Thursday, 19 January 2012 16:16
Tenby's double whammy of strict National Park planning rules and high business rates during quiet winter months has been highlighted in the House of Commons by local MP Simon Hart.
Mr Hart was taking part in a debate about the future of the High Street and he took the opportunity to highlight the difficulties faced by businesses in coastal resorts.
"Tenby has a population of about 5,000 in winter and about 50,000 in the summer, but the ability to negotiate the rates is extremely limited," he pointed out.
"As a consequence, in the winter shops close, businesses reduce their output, boards go up in windows and people are laid off."
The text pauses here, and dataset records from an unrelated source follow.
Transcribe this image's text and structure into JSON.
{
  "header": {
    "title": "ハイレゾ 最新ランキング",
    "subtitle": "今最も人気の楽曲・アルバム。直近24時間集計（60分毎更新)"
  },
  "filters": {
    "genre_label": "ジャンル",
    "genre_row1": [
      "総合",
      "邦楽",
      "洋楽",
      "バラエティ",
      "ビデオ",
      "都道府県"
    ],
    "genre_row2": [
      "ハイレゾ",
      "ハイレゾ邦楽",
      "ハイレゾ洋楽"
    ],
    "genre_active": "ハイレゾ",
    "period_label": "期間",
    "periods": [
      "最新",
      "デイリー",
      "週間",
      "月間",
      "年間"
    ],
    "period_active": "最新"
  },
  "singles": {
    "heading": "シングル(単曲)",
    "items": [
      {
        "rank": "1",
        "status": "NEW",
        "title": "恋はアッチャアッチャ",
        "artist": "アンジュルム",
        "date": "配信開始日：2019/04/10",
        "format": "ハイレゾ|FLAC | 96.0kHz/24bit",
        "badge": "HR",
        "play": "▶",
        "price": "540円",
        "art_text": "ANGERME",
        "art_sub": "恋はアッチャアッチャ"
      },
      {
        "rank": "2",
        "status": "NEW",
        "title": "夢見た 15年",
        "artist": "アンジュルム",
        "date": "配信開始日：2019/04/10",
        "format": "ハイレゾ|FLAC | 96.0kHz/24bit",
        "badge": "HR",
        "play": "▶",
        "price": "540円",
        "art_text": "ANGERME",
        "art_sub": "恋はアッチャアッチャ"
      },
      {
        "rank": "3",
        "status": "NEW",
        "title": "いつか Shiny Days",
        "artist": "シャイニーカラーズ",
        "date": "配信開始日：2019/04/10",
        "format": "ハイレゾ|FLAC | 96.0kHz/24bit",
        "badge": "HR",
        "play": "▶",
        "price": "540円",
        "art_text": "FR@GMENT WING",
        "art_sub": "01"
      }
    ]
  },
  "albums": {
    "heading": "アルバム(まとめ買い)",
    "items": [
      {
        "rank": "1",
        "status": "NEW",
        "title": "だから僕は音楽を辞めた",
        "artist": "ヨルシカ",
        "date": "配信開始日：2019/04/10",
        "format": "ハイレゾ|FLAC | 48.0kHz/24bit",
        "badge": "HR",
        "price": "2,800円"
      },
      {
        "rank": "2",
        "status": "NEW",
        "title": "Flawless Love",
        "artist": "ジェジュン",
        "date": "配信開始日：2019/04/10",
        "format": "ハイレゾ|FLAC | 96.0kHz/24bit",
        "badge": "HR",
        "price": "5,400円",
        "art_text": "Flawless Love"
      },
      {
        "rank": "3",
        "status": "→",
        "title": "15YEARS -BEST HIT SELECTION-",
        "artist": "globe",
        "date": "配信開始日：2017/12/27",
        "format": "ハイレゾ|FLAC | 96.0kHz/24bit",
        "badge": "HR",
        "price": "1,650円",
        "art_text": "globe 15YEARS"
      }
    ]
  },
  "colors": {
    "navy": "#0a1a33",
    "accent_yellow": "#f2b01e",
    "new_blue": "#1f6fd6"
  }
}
Mr Hart argued that businesses in tourist areas should be given transitional rate relief to take into account the huge variations between the summer and winter population.
"Why not have a system whereby rate relief can be more carefully applied in the lower winter months and made up when cash flow might be better in the more buoyant summer months?" he argued.
He added that whilst being in the National Park has significant tourism benefits, its stricter planning controls can make life tougher for High Street businesses.
He mentioned one example where a local estate agent was refused permission to move into a boarded up shop in the town centre - despite 20 other premises being empty on the High Street - because planning rules state that there could be no more businesses offering "services" instead of "sales".
"So a boarded-up shop that employs nobody and engages in no economic activity remains in the centre of that important town, whereas the alternative would have been to have the lights on in those premises for 364 days a year with six or seven people working inside," he told MPs.
"There would have been a sense of life and energy returning to an otherwise dormant part of the street, but the only excuse that the National Park planning authority could come up with was that the application was outside "policy". Surely, in such circumstances the answer is to change the policy.
"If we want towns such as Tenby to be regenerated, if we want economic activity and if we want people to be encouraged to go into town in the quieter winter months, organisations such as National Park have to be flexible.
"Their policies must reflect today's economic climate and they must point in the direction of the restoration of prosperity rather than getting too hung up on outdated planning issues."